Case study: Government campaign to promote Jordan reached 10 million and generated leads

In a new 'beyond aid' approach to campaigns, the Department for International Development (DfID) embedded comms into policy to support a major international conference hosted by Prime Minister Theresa May and King Abdullah II of Jordan.

Prime Minister Theresa May speaking at the Jordan: Growth and Opportunity conference in London in February 2019
Prime Minister Theresa May speaking at the Jordan: Growth and Opportunity conference in London in February 2019

The Jordan: Growth & Opportunity conference, which took place in London on 28 February, marked the culmination of DfID’s #GrowJordan campaign.


This had focused on showcasing Jordan, one of Britain’s key allies and trading partners in the Middle East, as a country to invest in, with the aim of using comms to help boost the Arab nation's economy and help it to cope with the impact of an influx of refugees from Syria.

The international financial community and business leaders were key audiences for the campaign.

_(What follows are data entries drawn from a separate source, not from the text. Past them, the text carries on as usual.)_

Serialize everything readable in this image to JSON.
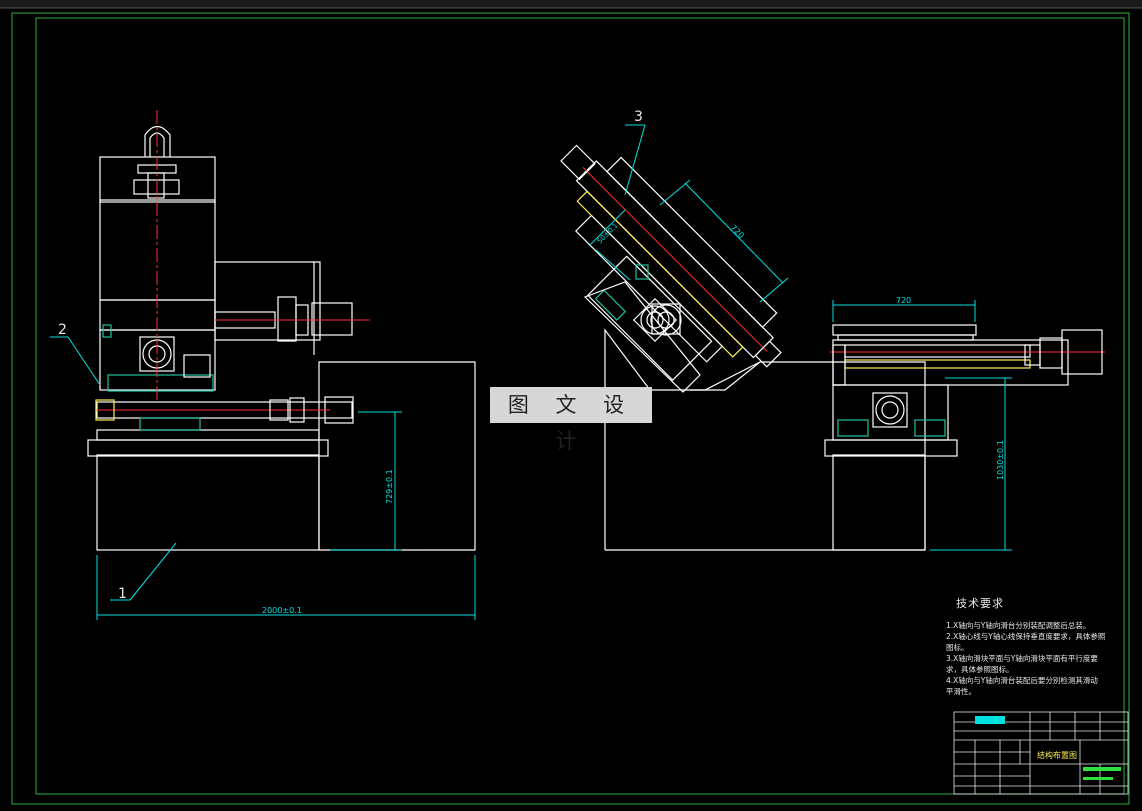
{
  "drawing": {
    "banner_text": "图 文 设 计",
    "balloons": [
      "1",
      "2",
      "3"
    ],
    "dimensions": {
      "base_length": "2000±0.1",
      "left_height": "729±0.1",
      "right_height": "1030±0.1",
      "table_width": "720",
      "inclined_length": "720",
      "inclined_offset": "50±0.1"
    },
    "tech_requirements_title": "技术要求",
    "tech_requirements": [
      "1.X轴向与Y轴向滑台分别装配调整后总装。",
      "2.X轴心线与Y轴心线保持垂直度要求，具体参照",
      "图标。",
      "3.X轴向滑块平面与Y轴向滑块平面有平行度要",
      "求，具体参照图标。",
      "4.X轴向与Y轴向滑台装配后要分别检测其滑动",
      "平滑性。"
    ],
    "title_block_name": "结构布置图",
    "colors": {
      "background": "#000000",
      "line": "#ffffff",
      "frame": "#2fae3a",
      "dimension": "#00e0e0",
      "centerline": "#e02020",
      "highlight": "#ffee55",
      "hatch": "#20c0a0"
    }
  }
}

As well as the messaging encouraging investment in Jordan, the campaign sought to raise awareness among Jordanians of the moves to support their country.

Social media success

In addition to work with media outlets such as The Economist, CNBC and FT.com, DfID created and promoted content via LinkedIn to highlight specific sectors and business successes.

It created a LinkedIn community of more than 1,000 followers with an interest in Jordan’s private sector and content reached 257,000 people – boosted by sponsored posts.

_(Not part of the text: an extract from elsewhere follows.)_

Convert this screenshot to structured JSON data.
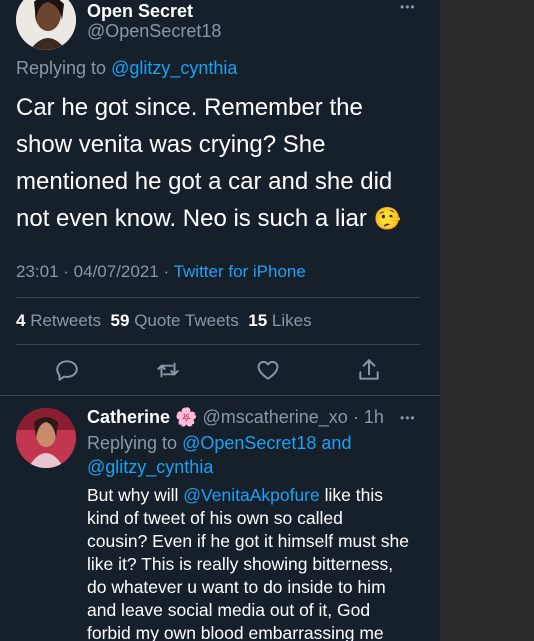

The tactic led to 93 business leads and resulted in an average engagement of 1.3 per cent – almost double LinkedIn’s expected average of 0.7 per cent. The average click-through rate was 1.04 per cent versus its expected average of 0.45 per cent.

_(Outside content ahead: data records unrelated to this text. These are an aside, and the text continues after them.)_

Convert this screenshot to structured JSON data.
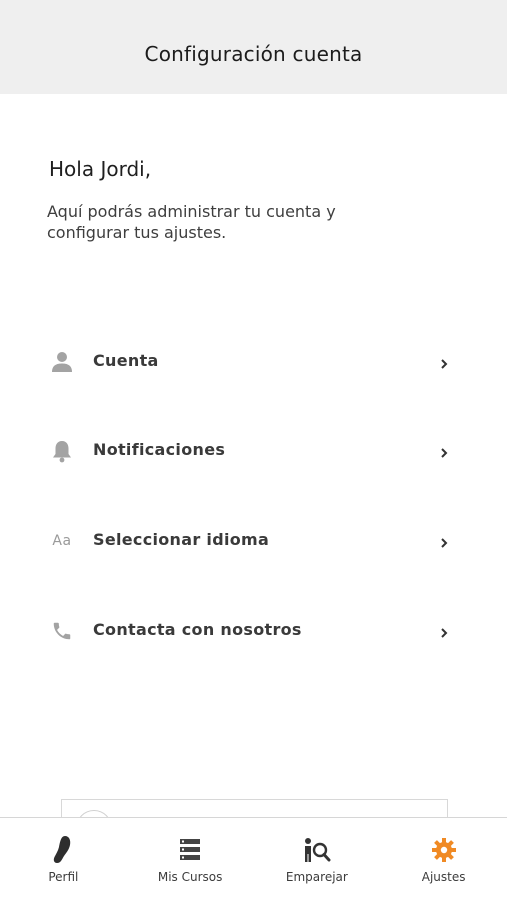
{
  "header": {
    "title": "Configuración cuenta"
  },
  "greeting": "Hola Jordi,",
  "intro": "Aquí podrás administrar tu cuenta y configurar tus ajustes.",
  "menu": [
    {
      "label": "Cuenta",
      "icon": "person-icon"
    },
    {
      "label": "Notificaciones",
      "icon": "bell-icon"
    },
    {
      "label": "Seleccionar idioma",
      "icon": "language-icon",
      "icon_text": "Aa"
    },
    {
      "label": "Contacta con nosotros",
      "icon": "phone-icon"
    }
  ],
  "tabbar": {
    "active_color": "#f08a24",
    "items": [
      {
        "label": "Perfil",
        "icon": "footprint-icon"
      },
      {
        "label": "Mis Cursos",
        "icon": "list-icon"
      },
      {
        "label": "Emparejar",
        "icon": "match-search-icon"
      },
      {
        "label": "Ajustes",
        "icon": "gear-icon",
        "active": true
      }
    ]
  }
}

In terms of wider social media, the campaign reached up to eight million Twitter users, with 6,000 tweets tagged with #GrowJordan.

Paid-for activity on Facebook targeting Arabic-speaking audiences reached 1.1 million people, with 473,058 views of tailored video content.

The campaign was covered by CNBC, Bloomberg, Al Arabiya, Sky Arabia, BBC Arabic, Forbes, The Wall Street Journal, The National, Arab News and the Financial Times, among other international media outlets.

Changing attitudes in Jordan

In Jordan itself, a traditional and social-media campaign targeted local influencers and the youth population. There was near-blanket coverage and #GrowJordan trended on Twitter in Jordan on the day of the conference.

There was a significant increase in awareness of the event, which rose from eight per cent to 34 per cent across the population, with the positive perception of the UK’s influence in the world rising seven percentage points.

Awareness of the conference also helped strengthen perception of a positive relationship between the UK and Jordan, with 78 per cent of those who were aware of the conference agreeing that the two countries have a "strong, beneficial relationship" compared to 61 per cent among those who were unaware of the conference.

Domestic impact

In the UK, the conference was covered by BBC News and media outlets ranging from The Sun to The Guardian, with more than 100 media delegates attending the event.

Tim Singleton, DfID’s director of comms, said: "Our campaign around the Jordan conference shows how government can take an innovative yet low-cost approach to tackle a major global issue."

He added: "We used a creative strategy to reach new audiences for DFID – particularly international business and finance. We did that through strong partnerships, building an understanding of our audience, and reaching them through channels such as LinkedIn, with content we knew would interest them."